There is always the possibility that you could lose some—or all—of your crowdfunding investment. You should know the potential risks before investing. Risks can range from uncertainty about the company’s ability to manage rapid growth or a disruption of operations, to bankruptcy or inability to secure intellectual property rights. It all depends on the individual investment opportunity.
The Investment Process Under Regulation Crowdfunding (Reg CF)
Investing in a crowdfunded offering can be done through an online portal. MicroVentures, for example, has partnered with Indiegogo to provide First Democracy VC, a registered funding portal that allows individuals to invest in startups and early-stage, innovative companies.
To start the investing process for an offering under Reg CF with First Democracy VC, just click Crowdfunding on MicroVentures’ homepage and you’ll be able to browse each of our offerings:
When you click on an offering you’ll be provided with more extensive investment details, including the number of days left to invest, the amount raised to date, and information on the offering’s performance, history, and roadmap.
In addition, you’ll also be able to access key documents–like the offering statement and company summary–and the offering’s pitch deck:
Investing through an online funding portal is designed to be an easy, intuitive process.

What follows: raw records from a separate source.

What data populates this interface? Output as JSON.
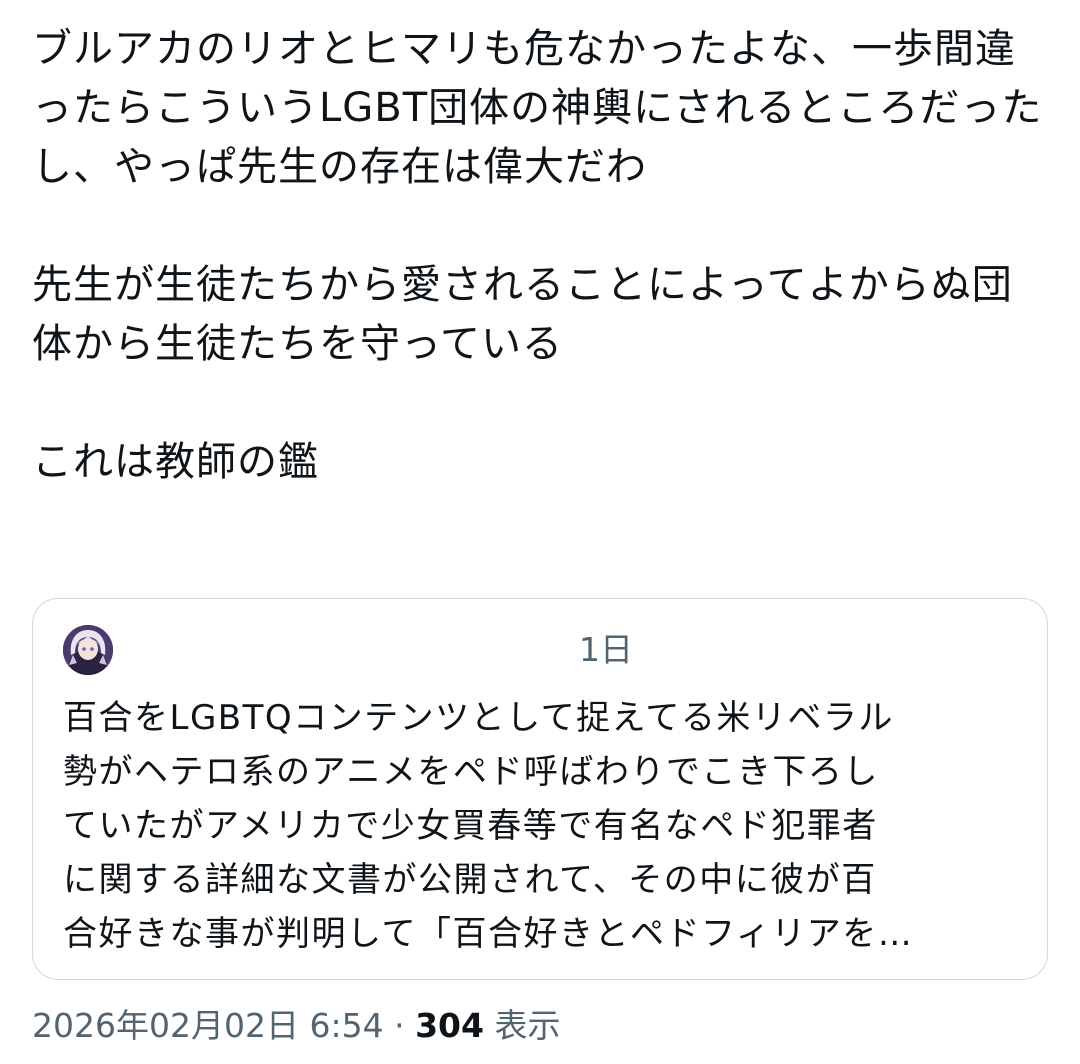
{
  "post": {
    "paragraphs": [
      "ブルアカのリオとヒマリも危なかったよな、一歩間違ったらこういうLGBT団体の神輿にされるところだったし、やっぱ先生の存在は偉大だわ",
      "先生が生徒たちから愛されることによってよからぬ団体から生徒たちを守っている",
      "これは教師の鑑"
    ]
  },
  "quote": {
    "time": "1日",
    "lines": [
      "百合をLGBTQコンテンツとして捉えてる米リベラル",
      "勢がヘテロ系のアニメをペド呼ばわりでこき下ろし",
      "ていたがアメリカで少女買春等で有名なペド犯罪者",
      "に関する詳細な文書が公開されて、その中に彼が百",
      "合好きな事が判明して「百合好きとペドフィリアを…"
    ]
  },
  "meta": {
    "timestamp": "2026年02月02日 6:54",
    "separator": "·",
    "views_count": "304",
    "views_label": "表示"
  },
  "colors": {
    "text": "#0f1419",
    "secondary": "#536471",
    "border": "#cfd9de"
  },
  "icons": {
    "avatar": "avatar-image"
  }
}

The Benefits of Equity Crowdfunding Investments
While the risks associated with crowdfunding investments can be high, equity crowdfunding is on the upswing and potential investors may be able to take advantage of these potential benefits:
- The equity crowdfunding industry has a projected compounded annual growth rate (CAGR) of 5%
- The total value of equity crowdfunding investments is projected to grow from its current total of $1.7 billion annually to $5 billion in 2022
- Returns sometimes have the potential to be larger than returns from bonds, publicly quoted shares, and other assets
- Equity crowdfunding investments can help diversify a portfolio
- Some countries offer tax benefits to investors on certain crowdfunds
Equity crowdfunding can provide many benefits to investors looking for new opportunities.
While growth is no guarantee of a successful venture, it can be a factor in making an investment decision. Just remember, it’s important to study the industry and offering, and analyze the risks before making an equity crowdfunding investment decision.